The CFTC divides traders into two categories—commercial and non-commercial traders. Hedge funds and speculators are non-commercial traders. Oil producers are commercial traders. Commercial traders use the futures and options markets for hedging activity to offset lower crude oil prices.

The CFTC report added that hedge funds and oil speculators reduced their bullish positions for the third consecutive week for the week ending February 16, 2016. Hedge funds reduced their long positions by 26,860 contracts for the same period. On the other hand, hedge funds increased their short positions by 2,030 contracts for the same period. The net positions held with hedge funds and speculators were at 158,987 contracts for the week ending February 16, 2016. Hedge funds are still bearish on the crude oil market. The consensus of excess supplies in 2016 due to record inventory will continue to put pressure on oil prices.

Commercial crude oil traders reduced their short positions by 31,891 to 168,995 contracts for the week ending February 16, 2016. The volatility in the oil prices impacts oil and gas producers like Statoil ASA (STO), CONSOL Energy (CNX), and Marathon Oil (MRO).
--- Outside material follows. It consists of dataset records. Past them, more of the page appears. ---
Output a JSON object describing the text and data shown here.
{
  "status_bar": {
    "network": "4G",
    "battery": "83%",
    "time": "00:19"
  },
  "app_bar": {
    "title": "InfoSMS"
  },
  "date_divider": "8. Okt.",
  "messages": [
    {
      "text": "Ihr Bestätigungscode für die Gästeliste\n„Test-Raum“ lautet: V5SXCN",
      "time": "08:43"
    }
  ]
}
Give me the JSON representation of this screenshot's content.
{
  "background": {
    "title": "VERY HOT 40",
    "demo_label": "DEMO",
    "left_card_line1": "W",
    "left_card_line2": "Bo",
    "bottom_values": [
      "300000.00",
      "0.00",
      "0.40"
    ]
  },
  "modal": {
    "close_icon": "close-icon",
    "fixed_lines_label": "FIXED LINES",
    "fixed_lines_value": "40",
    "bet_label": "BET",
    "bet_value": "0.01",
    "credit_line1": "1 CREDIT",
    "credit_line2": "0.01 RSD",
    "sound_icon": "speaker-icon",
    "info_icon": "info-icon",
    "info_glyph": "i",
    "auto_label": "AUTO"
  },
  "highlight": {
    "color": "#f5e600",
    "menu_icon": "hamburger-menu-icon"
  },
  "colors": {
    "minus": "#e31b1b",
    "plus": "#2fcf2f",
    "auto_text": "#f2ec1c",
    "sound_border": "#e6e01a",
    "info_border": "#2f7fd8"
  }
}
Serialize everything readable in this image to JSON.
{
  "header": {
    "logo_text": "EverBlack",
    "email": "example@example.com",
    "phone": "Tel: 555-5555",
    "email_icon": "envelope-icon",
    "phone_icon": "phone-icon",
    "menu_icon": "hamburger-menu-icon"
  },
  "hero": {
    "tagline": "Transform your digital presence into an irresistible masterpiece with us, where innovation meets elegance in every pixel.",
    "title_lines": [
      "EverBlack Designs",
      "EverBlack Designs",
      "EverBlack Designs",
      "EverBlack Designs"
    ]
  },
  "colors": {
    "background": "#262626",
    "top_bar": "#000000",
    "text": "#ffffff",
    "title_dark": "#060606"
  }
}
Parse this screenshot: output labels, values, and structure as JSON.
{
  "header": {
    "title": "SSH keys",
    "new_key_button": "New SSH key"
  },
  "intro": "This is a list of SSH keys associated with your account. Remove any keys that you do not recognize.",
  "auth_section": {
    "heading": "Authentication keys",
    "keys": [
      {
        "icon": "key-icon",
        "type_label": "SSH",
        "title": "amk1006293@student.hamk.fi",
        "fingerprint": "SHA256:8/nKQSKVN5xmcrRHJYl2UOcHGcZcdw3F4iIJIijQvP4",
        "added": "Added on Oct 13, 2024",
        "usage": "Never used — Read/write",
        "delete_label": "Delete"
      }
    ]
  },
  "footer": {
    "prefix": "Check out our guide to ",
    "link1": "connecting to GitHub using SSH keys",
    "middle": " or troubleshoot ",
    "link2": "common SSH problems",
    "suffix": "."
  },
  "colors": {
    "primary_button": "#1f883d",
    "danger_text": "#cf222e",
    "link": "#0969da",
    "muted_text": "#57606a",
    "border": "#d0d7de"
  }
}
It also influences refiners like Western Refining (WNR), Alon USA Partners (ALDW), and Northern Tier Energy (NTI).

ETFs and ETNs like the United States Oil Fund (USO), the iShares U.S. Oil Equipment & Services ETF (IEZ), the ProShares UltraShort Bloomberg Crude Oil ETF (SCO), and the Vanguard Energy ETF (VDE) are also influenced by the ups and downs in crude oil prices.